RAIMUNDAS MALASAUSKAS PRESENTS: 'SCULPTURES OF THE SPACE AGE'



letter handed to the visitors of the exhibition (above)




Curators’ Series #2.
Sculpture Of The Space Age
curated by Raimundas Malasauskas
Exhibition dates: 02.10.2009– 19.12.2009
Opening Reception: 01.10.2009 from 6.30pm

Developed over the last year, Raimundas Malasauskas’s group exhibition Sculpture of the Space Age refers to an exhibition mentioned in J. G. Ballard’s short story The Object of the Attack (1984). Not detailed in the text, the exhibition was supposedly held at the Serpentine Gallery in the early 80’s and exists only as a title in the story.

Malasauskas writes “Sculpture of the Space Age is less than 30 years old, but very few can remember precisely what it was about. Perhaps its content is actually outside of the exhibition. This insight is very specific of the novel’s main character Matthew Young’s tendency of space-time denying. Mr Young, who got fined for being disorderly at the opening of Sculpture of the Space Age at the Serpentine Gallery in the early 80s, is the only person known to have attended the opening that night.

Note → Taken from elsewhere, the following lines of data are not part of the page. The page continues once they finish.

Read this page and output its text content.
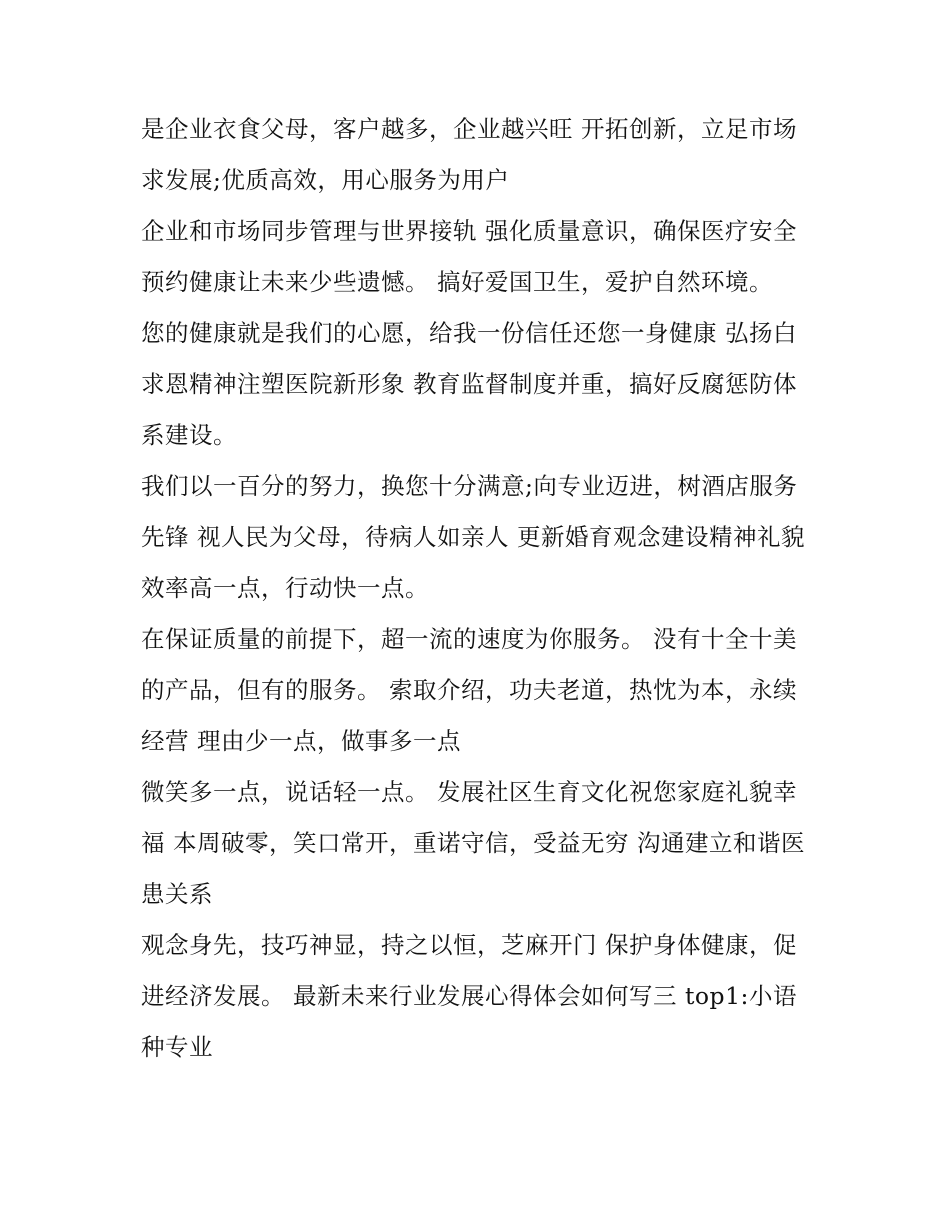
是企业衣食父母，客户越多，企业越兴旺 开拓创新，立足市场求发展;优质高效，用心服务为用户

企业和市场同步管理与世界接轨 强化质量意识，确保医疗安全 预约健康让未来少些遗憾。 搞好爱国卫生，爱护自然环境。

您的健康就是我们的心愿，给我一份信任还您一身健康 弘扬白求恩精神注塑医院新形象 教育监督制度并重，搞好反腐惩防体系建设。

我们以一百分的努力，换您十分满意;向专业迈进，树酒店服务先锋 视人民为父母，待病人如亲人 更新婚育观念建设精神礼貌 效率高一点，行动快一点。

在保证质量的前提下，超一流的速度为你服务。 没有十全十美的产品，但有的服务。 索取介绍，功夫老道，热忱为本，永续经营 理由少一点，做事多一点

微笑多一点，说话轻一点。 发展社区生育文化祝您家庭礼貌幸福 本周破零，笑口常开，重诺守信，受益无穷 沟通建立和谐医患关系

观念身先，技巧神显，持之以恒，芝麻开门 保护身体健康，促进经济发展。 最新未来行业发展心得体会如何写三 top1:小语种专业
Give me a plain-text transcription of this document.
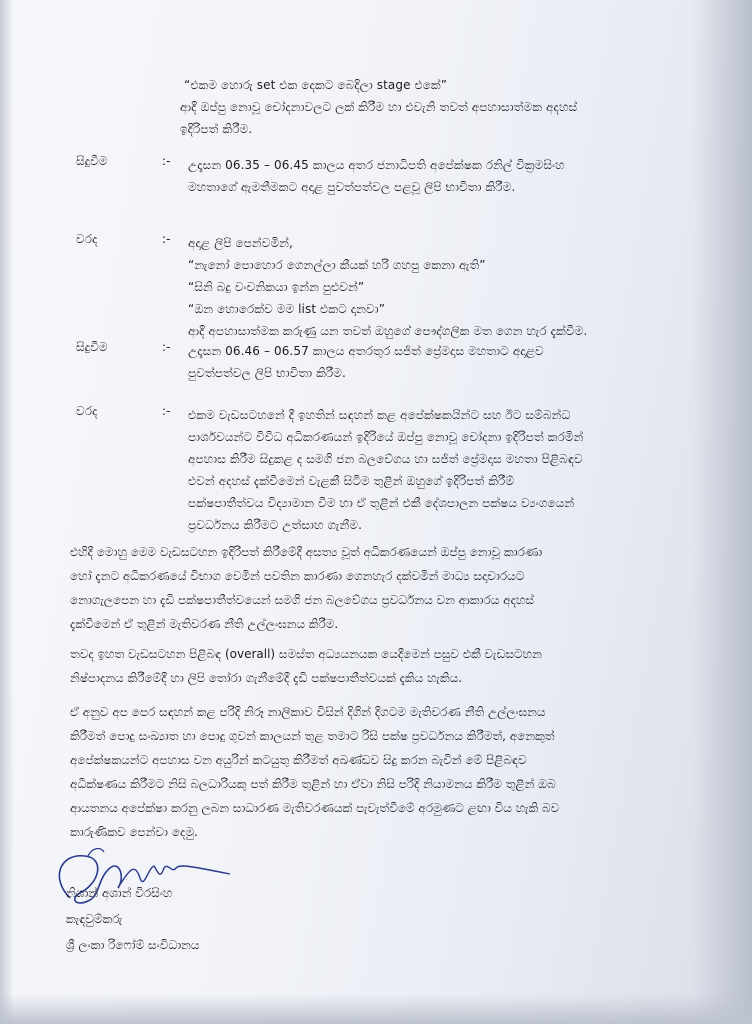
“එකම හොරු set එක දෙකට බෙදිලා stage එකේ”
ආදී ඔප්පු නොවූ චෝදනාවලට ලක් කිරීම හා එවැනි තවත් අපහාසාත්මක අදහස්
ඉදිරිපත් කිරීම.
සිදුවීම	:- උදෑසන 06.35 – 06.45 කාලය අතර ජනාධිපති අපේක්ෂක රනිල් වික්‍රමසිංහ
මහතාගේ ඇමතීමකට අදාළ පුවත්පත්වල පළවූ ලිපි භාවිතා කිරීම.
වරද	:- අදාළ ලිපි පෙන්වමින්,
“නැනෝ පොහොර ගෙනල්ලා කීයක් හරි ගහපු කෙනා ඇති”
“සිනි බදු වංචනිකයා ඉන්න පුළුවන්”
“ඔන හොරෙක්ව මම list එකට දානවා”
ආදී අපහාසාත්මක කරුණු යන තවත් ඔහුගේ පෞද්ගලික මත ගෙන හැර දැක්වීම.
සිදුවීම	:- උදෑසන 06.46 – 06.57 කාලය අතරතුර සජිත් ප්‍රේමදාස මහතාට අදාළව
පුවත්පත්වල ලිපි භාවිතා කිරීම.
වරද	:- එකම වැඩසටහනේ දී ඉහතින් සඳහන් කළ අපේක්ෂකයින්ට සහ ඊට සම්බන්ධ
පාර්ශවයන්ට විවිධ අධිකරණයන් ඉදිරියේ ඔප්පු නොවූ චෝදනා ඉදිරිපත් කරමින්
අපහාස කිරීම සිදුකළ ද සමගි ජන බලවේගය හා සජිත් ප්‍රේමදාස මහතා පිළිබඳව
එවන් අදහස් දැක්වීමෙන් වැළකී සිටීම තුළින් ඔහුගේ ඉදිරිපත් කිරීම්
පක්ෂපාතීත්වය විද්‍යාමාන වීම හා ඒ තුළින් එකී දේශපාලන පක්ෂය ව්‍යංගයෙන්
ප්‍රවර්ධනය කිරීමට උත්සාහ ගැනීම.
එහිදී මොහු මෙම වැඩසටහන ඉදිරිපත් කිරීමේදී අසත්‍ය වූත් අධිකරණයෙන් ඔප්පු නොවූ කාරණා
හෝ දැනට අධිකරණයේ විභාග වෙමින් පවතින කාරණා ගෙනහැර දක්වමින් මාධ්‍ය සදාචාරයට
නොගැලපෙන හා දැඩි පක්ෂපාතීත්වයෙන් සමගි ජන බලවේගය ප්‍රවර්ධනය වන ආකාරය අදහස්
දැක්වීමෙන් ඒ තුළින් මැතිවරණ නීති උල්ලංඝනය කිරීම.
තවද ඉහත වැඩසටහන පිළිබඳ (overall) සමස්ත අධ්‍යයනයක යෙදීමෙන් පසුව එකී වැඩසටහන
නිෂ්පාදනය කිරීමේදී හා ලිපි තෝරා ගැනීමේදී දැඩි පක්ෂපාතීත්වයක් දැකිය හැකිය.
ඒ අනුව අප පෙර සඳහන් කළ පරිදි නිරූ නාලිකාව විසින් දිගින් දිගටම මැතිවරණ නීති උල්ලංඝනය
කිරීමත් පොදු සංඛ්‍යාත හා පොදු ගුවන් කාලයන් තුළ තමාට රිසි පක්ෂ ප්‍රවර්ධනය කිරීමත්, අනෙකුත්
අපේක්ෂකයන්ට අපහාස වන අයුරින් කටයුතු කිරීමත් අඛණ්ඩව සිදු කරන බැවින් මේ පිළිබඳව
අධීක්ෂණය කිරීමට නිසි බලධාරියකු පත් කිරීම තුළින් හා ඒවා නිසි පරිදි නියාමනය කිරීම තුළින් ඔබ
ආයතනය අපේක්ෂා කරනු ලබන සාධාරණ මැතිවරණයක් පැවැත්වීමේ අරමුණට ළඟා විය හැකි බව
කාරුණිකව පෙන්වා දෙමු.
නිශාන් අශාන් විරසිංහ
කැඳවුම්කරු
ශ්‍රී ලංකා රිෆෝම් සංවිධානය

When in the 90s two British artists, Graham Gussin and Jeremy Millar, came across this fictional exhibition mentioned in Ballard’s short story, they got carried away by the idea of translating the exhibition from the space of the story to the space of the gallery. This curatorial premise led them to a conversation with the author J.G. Ballard who suggested a few artists who could have been in the show, although none have been mentioned in the original narrative. Despite the exciting curatorial process Sculpture of the Space Age did not open at the Serpentine Gallery in London in the 90s as Graham Gussin and Jeremy Millar intended. Their time-travelling experiment of making an exhibition turned into an archive, which is now stored in a cardboard box.

Sculpture of the Space Age became an anachronism that keeps living on its own ambivalence as something that could have happened, then almost happened again. It openly contains its own possibility and impossibility, as this new diversion suggests: Mario Garcia Torres with Ryan Gander and Gintaras Didziapetris with Rosalind Nashashibi bring Sculpture of the Space Age to where it could have been and where it has never been yet: the year 2009. The show looks as if it was installed in the early 80s, but will open its door only tomorrow.”